In my life I’ve only ever walked out of one movie, Clint Eastwood’s Unforgiven. I was 13 years old and went to see it with my grandma Bunny and my mom. My mom had driven south from Portland to LA to pick me up from summer camp and we were staying with Bunny for a couple of days in Woodland Hills before heading back home. Unforgiven features a great deal of horror and violence and it was too much for me back then. Half way through I leaned over to my mom that I couldn’t watch anymore and left. I slipped into the theater across the hall and spent the next hour watching that summer’s inane hit, HouseSitter.
Tonight I went to see a preview screening of Flags of our Fathers, Clint Eastwood’s newest movie.
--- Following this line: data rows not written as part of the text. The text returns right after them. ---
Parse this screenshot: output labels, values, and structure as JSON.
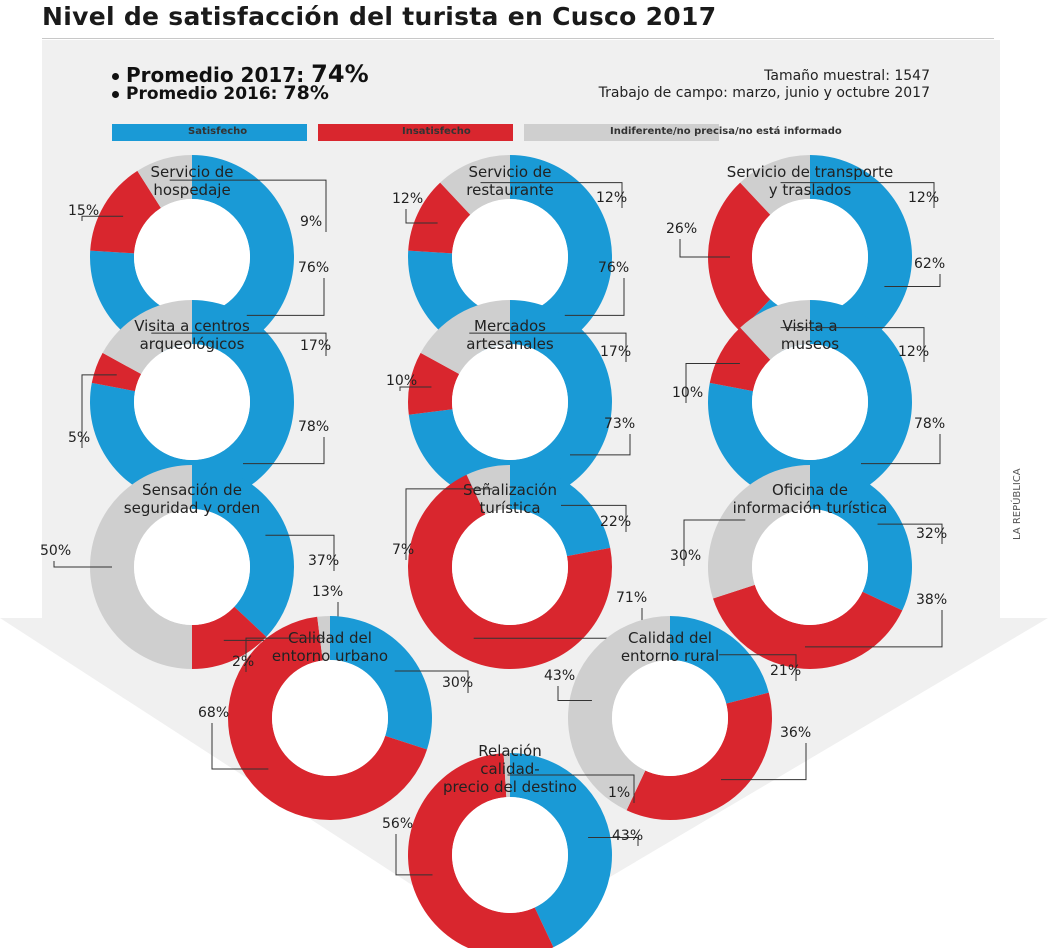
{
  "header": {
    "title": "Nivel de satisfacción del turista en Cusco 2017",
    "avg_2017_label": "Promedio 2017:",
    "avg_2017_value": "74%",
    "avg_2016_label": "Promedio 2016:",
    "avg_2016_value": "78%",
    "sample": "Tamaño muestral: 1547",
    "fieldwork": "Trabajo de campo: marzo, junio y octubre 2017",
    "source": "LA REPÚBLICA"
  },
  "legend": [
    {
      "label": "Satisfecho",
      "color": "#1a9ad6"
    },
    {
      "label": "Insatisfecho",
      "color": "#d9262e"
    },
    {
      "label": "Indiferente/no precisa/no está informado",
      "color": "#cfcfcf"
    }
  ],
  "colors": {
    "satisfied": "#1a9ad6",
    "dissatisfied": "#d9262e",
    "indifferent": "#cfcfcf",
    "panel": "#f0f0f0"
  },
  "chart_data": {
    "type": "pie",
    "series_names": [
      "Satisfecho",
      "Insatisfecho",
      "Indiferente/no precisa/no está informado"
    ],
    "charts": [
      {
        "title": [
          "Servicio de",
          "hospedaje"
        ],
        "satisfied": 76,
        "dissatisfied": 15,
        "indifferent": 9
      },
      {
        "title": [
          "Servicio de",
          "restaurante"
        ],
        "satisfied": 76,
        "dissatisfied": 12,
        "indifferent": 12
      },
      {
        "title": [
          "Servicio de transporte",
          "y traslados"
        ],
        "satisfied": 62,
        "dissatisfied": 26,
        "indifferent": 12
      },
      {
        "title": [
          "Visita a centros",
          "arqueológicos"
        ],
        "satisfied": 78,
        "dissatisfied": 5,
        "indifferent": 17
      },
      {
        "title": [
          "Mercados",
          "artesanales"
        ],
        "satisfied": 73,
        "dissatisfied": 10,
        "indifferent": 17
      },
      {
        "title": [
          "Visita a",
          "museos"
        ],
        "satisfied": 78,
        "dissatisfied": 10,
        "indifferent": 12
      },
      {
        "title": [
          "Sensación de",
          "seguridad y orden"
        ],
        "satisfied": 37,
        "dissatisfied": 13,
        "indifferent": 50
      },
      {
        "title": [
          "Señalización",
          "turística"
        ],
        "satisfied": 22,
        "dissatisfied": 71,
        "indifferent": 7
      },
      {
        "title": [
          "Oficina de",
          "información turística"
        ],
        "satisfied": 32,
        "dissatisfied": 38,
        "indifferent": 30
      },
      {
        "title": [
          "Calidad del",
          "entorno urbano"
        ],
        "satisfied": 30,
        "dissatisfied": 68,
        "indifferent": 2
      },
      {
        "title": [
          "Calidad del",
          "entorno rural"
        ],
        "satisfied": 21,
        "dissatisfied": 36,
        "indifferent": 43
      },
      {
        "title": [
          "Relación",
          "calidad-",
          "precio del destino"
        ],
        "satisfied": 43,
        "dissatisfied": 56,
        "indifferent": 1
      }
    ]
  }
}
I sat through the movie with my stomach churning, fingers splayed in front of my eyes in an attempt to avoid seeing some of the worst moments. I felt a lot like I had when I was thirteen, and had not been the fifth person in the row, I might have stepped out for a minute or two in the middle. Several times I had to consciously think the words, “breath deeply Marisa, this is only a movie.”
These days I have a little more distance and perspective with which to watch a movie like this, and I started to see it as a distinctly anti-war movie (some said that Unforgiven was statement against violence, I wasn’t able to see it at the time). In depicting, with absolute specificity, the graphic nature of war and death, he shows the level to which we waste humanity when we send young people into battle. We experience the relationships that the men in the movie have with one another, and when they are killed, it feels for a moment as if we have experienced a real loss as well. It’s not a movie I think I will ever need to watch again, but I’m grateful to have had the experience of it.